When Will The NFL Ever Take Domestic Violence Seriously?

When Will the NFL Ever Learn From Previous Responses To Player Domestic Violence?

By Christopher Saunders  
Today, one of the league’s marquee franchises will take the field at London’s Twickenham Stadium for a date designed to showcase this great sport of ours to an international audience. Back home, the game kicked off at 9:30am ET to a national audience.  It’s the first pro football game pitting a New York team against a Los Angeles team in 22 years. The broadcast also took place on the league’s NFL network.
What will the discussion focus on you might ask?
Josh Brown, K - NY Giants. Credit: HuffingtonPost.com

Josh Brown, K – NY Giants. Credit: HuffingtonPost.com

Will it be how the Giants are still hanging on to Josh Brown?  Will it be that the league is still looking into his domestic violence problems?  Or will it be that the team came to its senses and dropped the ax on its kicker, who was left home and inactive for the London game?  Did the NFL make Brown ineligible to play for anyone by sticking him on the commissioner’s exempt list, which was created specifically for a situation like this one?

I know all of that matters now, but I’m here to tell you it shouldn’t.
Two years ago, the biggest problem for the NFL was created by its long-standing reluctance to lean on that little thing that your mom and dad instilled in you at an age you can’t remember:  the ability to separate right from wrong.  Instead, the Ray Rice case, and then the Greg Hardy and Adrian Peterson cases after it, became about crisis management and public relations.
Ray Rice, at a June, 2014 interview with the league, was completely forthcoming about the domestic violence altercation with his then-fiancée Janay in an Atlantic City elevator the previous February. Following that interview,  the NFL suspended Rice for two games.  The following September, when video was released showing Rice doing what he had told NFL investigators he’d done, the Ravens cut him and the league suspended him indefinitely.
Credit: stopabusecampaign.com

Credit: stopabusecampaign.com

Rice hasn’t played football since.

The Sunday before that video came out, Greg Hardy played for the Panthers despite having been convicted that summer of assaulting a woman.  Six days later, he was a late scratch for week 2.  Carolina coach Ron Rivera, when asked the reason for the cut, said the “climate has changed”.  Hardy didn’t play again until the following October.  Peterson’s situation came to light that week too, and, like Hardy, he didn’t suit up again all year.

 

The bottom line is that the violent actions of those three players were not the reason for the NFL disciplinary response.  No, it was a grainy piece of surveillance video, and the resulting national outrage, that resulted in league action. Only when the public had the visuals did the outcry become widespread, and only when the public outcry became widespread did the league get serious about the abuse of women and children.
I think we had all hoped it would be different the next time around, with the league carrying the newly instituted hammer of a six-game suspension for first-time domestic violence offenders.
And now, I feel like a rube for buying into that idea.
Here’s what we know about Brown’s situation (and we can speculate that things are even worse than what we know).   The NFL and the Giants looked into a May, 2015 domestic incident between Brown and his then-wife, Molly.  On the 26th of that month, the league put in an open-records request with King County (Washington State).  Eight months later,  NFL security was called to help defuse another domestic dispute involving Brown and his wife.
Based on his actions and the journal entries released in the last 48 hours, it’s clear that Brown is a troubled man. If the Giants wanted to help him, I’d understand it.  In fact, you could even applaud it.  The same could be said for the NFL, too, which did a creditable job years ago in assistive efforts with Michael Vick and Donte’ Stallworth.
Notably, if you said there’d be zero tolerance, as Mara did two years ago, and the player told you face-to-face that he stepped over that line, you can’t put him on your football team.  If you set the bar at six games, and there’s that much noise, you can’t cut the player slack and give him one game.
I don’t care if the player’s a kicker or a quarterback.  I don’t care if you’re New York or Jacksonville.
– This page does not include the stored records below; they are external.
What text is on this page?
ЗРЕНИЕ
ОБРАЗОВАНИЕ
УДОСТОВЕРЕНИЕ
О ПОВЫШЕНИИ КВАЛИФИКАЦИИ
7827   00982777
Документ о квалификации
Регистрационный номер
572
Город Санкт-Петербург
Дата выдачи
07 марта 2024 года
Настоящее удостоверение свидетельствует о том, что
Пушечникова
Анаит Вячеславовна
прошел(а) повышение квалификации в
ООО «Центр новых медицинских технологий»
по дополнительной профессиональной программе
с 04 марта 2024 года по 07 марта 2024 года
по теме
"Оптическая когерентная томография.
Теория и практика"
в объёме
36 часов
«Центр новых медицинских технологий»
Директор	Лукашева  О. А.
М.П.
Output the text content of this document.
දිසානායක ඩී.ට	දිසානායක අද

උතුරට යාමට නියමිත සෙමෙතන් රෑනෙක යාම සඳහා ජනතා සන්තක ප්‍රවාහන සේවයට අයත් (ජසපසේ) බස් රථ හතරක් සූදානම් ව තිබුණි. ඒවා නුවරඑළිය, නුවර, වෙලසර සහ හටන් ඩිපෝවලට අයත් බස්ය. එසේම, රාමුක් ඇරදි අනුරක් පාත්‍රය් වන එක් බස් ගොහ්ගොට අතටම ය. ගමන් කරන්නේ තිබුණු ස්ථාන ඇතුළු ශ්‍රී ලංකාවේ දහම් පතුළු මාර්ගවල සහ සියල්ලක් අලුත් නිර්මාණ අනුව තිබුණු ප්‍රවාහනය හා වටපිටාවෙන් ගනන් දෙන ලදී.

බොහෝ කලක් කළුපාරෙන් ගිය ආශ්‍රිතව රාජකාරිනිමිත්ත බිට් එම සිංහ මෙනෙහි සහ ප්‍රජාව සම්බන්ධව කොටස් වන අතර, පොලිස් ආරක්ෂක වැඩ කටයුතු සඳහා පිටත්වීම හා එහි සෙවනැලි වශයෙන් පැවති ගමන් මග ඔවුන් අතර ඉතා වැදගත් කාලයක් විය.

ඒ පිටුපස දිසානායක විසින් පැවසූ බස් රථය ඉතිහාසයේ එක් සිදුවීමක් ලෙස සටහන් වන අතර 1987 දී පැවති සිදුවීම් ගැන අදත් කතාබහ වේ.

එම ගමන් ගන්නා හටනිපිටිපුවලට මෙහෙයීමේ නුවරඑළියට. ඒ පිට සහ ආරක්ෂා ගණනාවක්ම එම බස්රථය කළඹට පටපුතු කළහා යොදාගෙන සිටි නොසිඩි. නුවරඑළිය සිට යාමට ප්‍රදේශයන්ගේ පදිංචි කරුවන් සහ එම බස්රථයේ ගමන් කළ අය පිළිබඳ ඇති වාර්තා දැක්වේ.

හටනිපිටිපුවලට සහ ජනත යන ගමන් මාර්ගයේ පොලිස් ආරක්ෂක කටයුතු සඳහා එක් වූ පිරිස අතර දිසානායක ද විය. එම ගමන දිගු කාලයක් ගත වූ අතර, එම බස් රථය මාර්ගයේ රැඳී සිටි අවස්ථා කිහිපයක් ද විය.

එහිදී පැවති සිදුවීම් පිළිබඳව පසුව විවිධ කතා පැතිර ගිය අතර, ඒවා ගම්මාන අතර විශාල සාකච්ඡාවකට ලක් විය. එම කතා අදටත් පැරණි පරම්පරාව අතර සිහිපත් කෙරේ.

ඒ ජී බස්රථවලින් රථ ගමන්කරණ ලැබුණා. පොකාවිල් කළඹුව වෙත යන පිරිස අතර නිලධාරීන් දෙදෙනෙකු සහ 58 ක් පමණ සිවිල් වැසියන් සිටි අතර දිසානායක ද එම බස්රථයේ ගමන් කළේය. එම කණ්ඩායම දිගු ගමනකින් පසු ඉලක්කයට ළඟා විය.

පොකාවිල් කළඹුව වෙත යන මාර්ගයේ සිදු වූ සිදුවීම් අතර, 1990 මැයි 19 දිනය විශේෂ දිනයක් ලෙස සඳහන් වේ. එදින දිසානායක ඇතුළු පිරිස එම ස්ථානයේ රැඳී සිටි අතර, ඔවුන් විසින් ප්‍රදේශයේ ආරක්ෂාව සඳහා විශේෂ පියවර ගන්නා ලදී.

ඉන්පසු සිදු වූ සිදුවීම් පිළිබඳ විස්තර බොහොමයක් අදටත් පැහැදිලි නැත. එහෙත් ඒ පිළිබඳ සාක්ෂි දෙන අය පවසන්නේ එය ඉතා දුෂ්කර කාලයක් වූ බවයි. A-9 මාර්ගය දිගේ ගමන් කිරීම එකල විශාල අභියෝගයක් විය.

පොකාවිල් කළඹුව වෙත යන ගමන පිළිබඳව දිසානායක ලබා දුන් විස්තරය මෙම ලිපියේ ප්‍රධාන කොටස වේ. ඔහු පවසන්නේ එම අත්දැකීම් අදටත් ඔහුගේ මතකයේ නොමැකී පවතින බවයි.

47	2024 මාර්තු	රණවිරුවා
Furthermore, while many people will probably think I’m crazy, but you have to wonder what the outcome would be if someone with the star power of a Tom Brady committed this crime?
Two years ago we were told it was a new day for the NFL and its response to domestic violence. We were assured by the league and NFL team owners that on-the-field production wouldn’t be a sole reason for the outcome of said players. The league has to come clean on its missteps and pledge to do better.
Sadly, for the NFL, however, it’s all talk instead of action. And sadly for fans, it’s sounding all too familiar.